------- Comment #8 from pinskia at gcc dot gnu dot org 2006-04-18 00:21 -------
(In reply to comment #7)
> (In reply to comment #6)
> > In C, there is no ordering left to right, please go read the C FAQ at:
> > http://www.eskimo.com/~scs/c-faq.com/expr/index.html
> > subpage:
> > http://www.eskimo.com/~scs/c-faq.com/expr/comma.html
> The problem has nothing to do with ordering. It is in because arguments are
> evaluated not completely before the next one is evaluated.
Even then, the order inside the epxressions is not specified which means
a+b+c+d can be such that the a, b, c, and d subexpressions are in any order as
long as there are not squence points, even then it is only the a partial
ordering.
For an example:
(a, b) + (c, d) + (e, f)
can be evaulated in the following order and would be still be valid:
a c e b d f add add
or
a b c e d f add add
as long as the ordering of a comes before b and c comes before d and e comes
before f, it is valid. This is what is meant by partial ordering.

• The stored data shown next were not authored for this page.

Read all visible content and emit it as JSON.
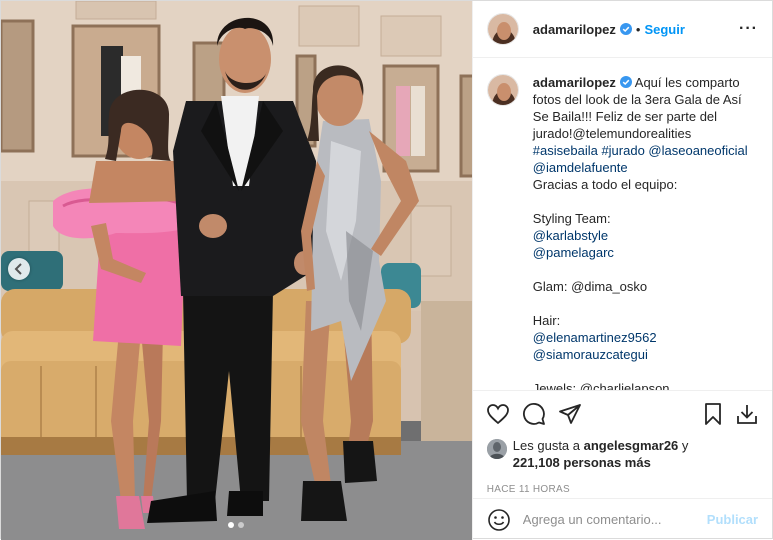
{
  "post": {
    "username": "adamarilopez",
    "follow_label": "Seguir",
    "separator": "•",
    "more_icon": "more-options-icon",
    "caption_lines": [
      {
        "text": "Aquí les comparto",
        "type": "text"
      },
      {
        "text": "fotos del look de la 3era Gala de Así",
        "type": "text"
      },
      {
        "text": "Se Baila!!! Feliz de ser parte del",
        "type": "text"
      },
      {
        "text": "jurado!@telemundorealities",
        "type": "text"
      },
      {
        "text": "#asisebaila #jurado @laseoaneoficial",
        "type": "link"
      },
      {
        "text": "@iamdelafuente",
        "type": "link"
      },
      {
        "text": "Gracias a todo el equipo:",
        "type": "text"
      },
      {
        "text": "",
        "type": "blank"
      },
      {
        "text": "Styling Team:",
        "type": "text"
      },
      {
        "text": "@karlabstyle",
        "type": "link"
      },
      {
        "text": "@pamelagarc",
        "type": "link"
      },
      {
        "text": "",
        "type": "blank"
      },
      {
        "text": "Glam: @dima_osko",
        "type": "text"
      },
      {
        "text": "",
        "type": "blank"
      },
      {
        "text": "Hair:",
        "type": "text"
      },
      {
        "text": "@elenamartinez9562",
        "type": "link"
      },
      {
        "text": "@siamorauzcategui",
        "type": "link"
      },
      {
        "text": "",
        "type": "blank"
      },
      {
        "text": "Jewels: @charlielapson",
        "type": "text"
      }
    ],
    "likes": {
      "prefix": "Les gusta a",
      "user": "angelesgmar26",
      "connector": "y",
      "count": "221,108 personas más"
    },
    "time": "HACE 11 HORAS",
    "comment": {
      "placeholder": "Agrega un comentario...",
      "publish_label": "Publicar"
    },
    "carousel": {
      "total": 2,
      "active": 1
    },
    "colors": {
      "link": "#00376b",
      "follow": "#0095f6",
      "publish": "#b2dffc",
      "muted": "#8e8e8e"
    }
  }
}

therefor in your orginal expample we have:
f ("", OP0(f0()), OP1(f1()), OP2(f2()));
the ordering here of each sub expression is not specified in that
f0() might come before f2() but it does have to come before the call to f and
the operation OP0 just because of dependicies.

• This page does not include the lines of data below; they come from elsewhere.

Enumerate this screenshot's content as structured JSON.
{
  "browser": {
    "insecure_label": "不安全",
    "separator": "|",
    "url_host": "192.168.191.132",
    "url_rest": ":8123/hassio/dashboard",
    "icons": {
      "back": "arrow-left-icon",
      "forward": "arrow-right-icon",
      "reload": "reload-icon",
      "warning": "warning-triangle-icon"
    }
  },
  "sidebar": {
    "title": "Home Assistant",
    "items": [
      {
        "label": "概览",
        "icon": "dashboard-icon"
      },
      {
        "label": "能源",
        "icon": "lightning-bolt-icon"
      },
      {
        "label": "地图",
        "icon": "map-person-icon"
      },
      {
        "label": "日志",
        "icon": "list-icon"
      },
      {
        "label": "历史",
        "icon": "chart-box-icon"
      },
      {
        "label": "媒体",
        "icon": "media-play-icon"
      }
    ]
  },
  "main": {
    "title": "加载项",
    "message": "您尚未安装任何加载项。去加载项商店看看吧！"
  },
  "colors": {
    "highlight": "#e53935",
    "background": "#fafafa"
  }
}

Hopefully this explains what is going on here and why this bug is invalid and
is a dup of PR 11751.
What you need to think of is that the comma in a function call is just a
seperator and there is no evaulation requirement on which expression (or
subexpression) gets evaulated first in the same way:
(a++ + b++) + (a++ + b++);
there is no requirment which a++ (or b++) is evaulated first.